Still, I was so happy to be on the track, and when an upbeat some came onto my iPod I felt like I had a little extra spring in my step.  Enough extra juice to pass the 20-something guy with big muscles and a backward Penn State cap.  I'm sure he was hung over.  I'm sure he was resting between sprints, had just eaten a large breakfast, and ran a marathon the night before.  I'm sure he thought I looked like I was 100 years old.  I still felt proud and spry and like a little piece of the old me was back again.  "Win won for the moms," I thought.

And then I was hit by an overwhelming wave of emotion.  For the first time in my life, I categorized myself as a mom.  For the rest of my life I will categorize myself that way.  What an incredible blessing that is.  It suddenly occurred to me that I didn't care that much about my speed, or my rock-hard boobs, or the fact that my stomach feels a lot like a Jell-O pudding cup.  It didn't matter that then Penn Stater would pass me five times before I finished my 4 miles, that I would need to take walking breaks, or that I would only have an hour of freedom before rushing back to feed my little girl.  It didn't even matter that the guy on the track probably thought of me as an "older" woman, even though I still feel like I'm barely out of college.  I was a mom, and a little girl at home would be happy to see me, even if she couldn't tell me that yet. She showed it every time she stared at my face like it was the most fascinating thing she'd ever seen, every time she buried her face in my shoulder, every time she trusted me enough to fall asleep on my stomach.

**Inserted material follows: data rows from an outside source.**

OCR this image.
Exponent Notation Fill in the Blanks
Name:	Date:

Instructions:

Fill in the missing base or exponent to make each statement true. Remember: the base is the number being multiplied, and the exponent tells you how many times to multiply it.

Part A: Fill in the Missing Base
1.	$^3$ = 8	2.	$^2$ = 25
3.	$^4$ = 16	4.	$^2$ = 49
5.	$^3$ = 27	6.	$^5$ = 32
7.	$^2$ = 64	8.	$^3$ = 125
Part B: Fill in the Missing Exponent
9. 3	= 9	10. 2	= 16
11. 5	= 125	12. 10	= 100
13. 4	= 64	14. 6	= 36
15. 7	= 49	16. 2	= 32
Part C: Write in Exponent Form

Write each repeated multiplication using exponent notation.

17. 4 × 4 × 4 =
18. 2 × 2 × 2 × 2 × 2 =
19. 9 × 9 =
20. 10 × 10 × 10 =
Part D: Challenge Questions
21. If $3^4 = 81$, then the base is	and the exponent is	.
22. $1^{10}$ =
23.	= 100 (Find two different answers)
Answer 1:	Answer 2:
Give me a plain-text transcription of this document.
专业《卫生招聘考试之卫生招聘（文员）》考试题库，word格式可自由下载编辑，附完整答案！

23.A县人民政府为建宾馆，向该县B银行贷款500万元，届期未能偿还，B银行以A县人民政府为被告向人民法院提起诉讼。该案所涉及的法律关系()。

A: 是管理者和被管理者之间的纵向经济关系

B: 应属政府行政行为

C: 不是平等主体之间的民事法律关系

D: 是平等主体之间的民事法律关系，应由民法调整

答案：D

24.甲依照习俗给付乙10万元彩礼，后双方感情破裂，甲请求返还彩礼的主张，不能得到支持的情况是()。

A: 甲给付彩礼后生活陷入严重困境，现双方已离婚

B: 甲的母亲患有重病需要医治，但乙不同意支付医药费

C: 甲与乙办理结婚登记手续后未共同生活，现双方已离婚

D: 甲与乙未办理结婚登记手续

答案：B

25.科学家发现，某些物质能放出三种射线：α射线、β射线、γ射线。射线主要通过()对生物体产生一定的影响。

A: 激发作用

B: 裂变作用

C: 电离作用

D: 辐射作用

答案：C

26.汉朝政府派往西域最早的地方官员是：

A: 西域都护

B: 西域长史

When I was pregnant I worried about what my body would look like after pregnancy.  I worried that I would miss my freedom and the routine that my husband and I had gotten into.  I worried about a lot of things that just don't seem to matter that much anymore.  Sure, I'd love for baby and I to be able to get out of the house and go for long walks (and the polar temperatures and massive amounts of snow we've had this winter aren't helping any).  Of course I miss picking out clothes based on what is cute and trendy vs. what is washable and provides easy access to my boobs.  But mostly now I worry about my daughter.  I worry about making the most of the time we have together and how to spend every second possible with her.  I worry about being a good mother and what exactly that means.  I worry about setting a good example for her, because someday she might just be the "older woman" on the track with a little baby at home, and even if she's a little slower, a little sleepier, and a little heavier than she once was, I'll still think she's completely perfect.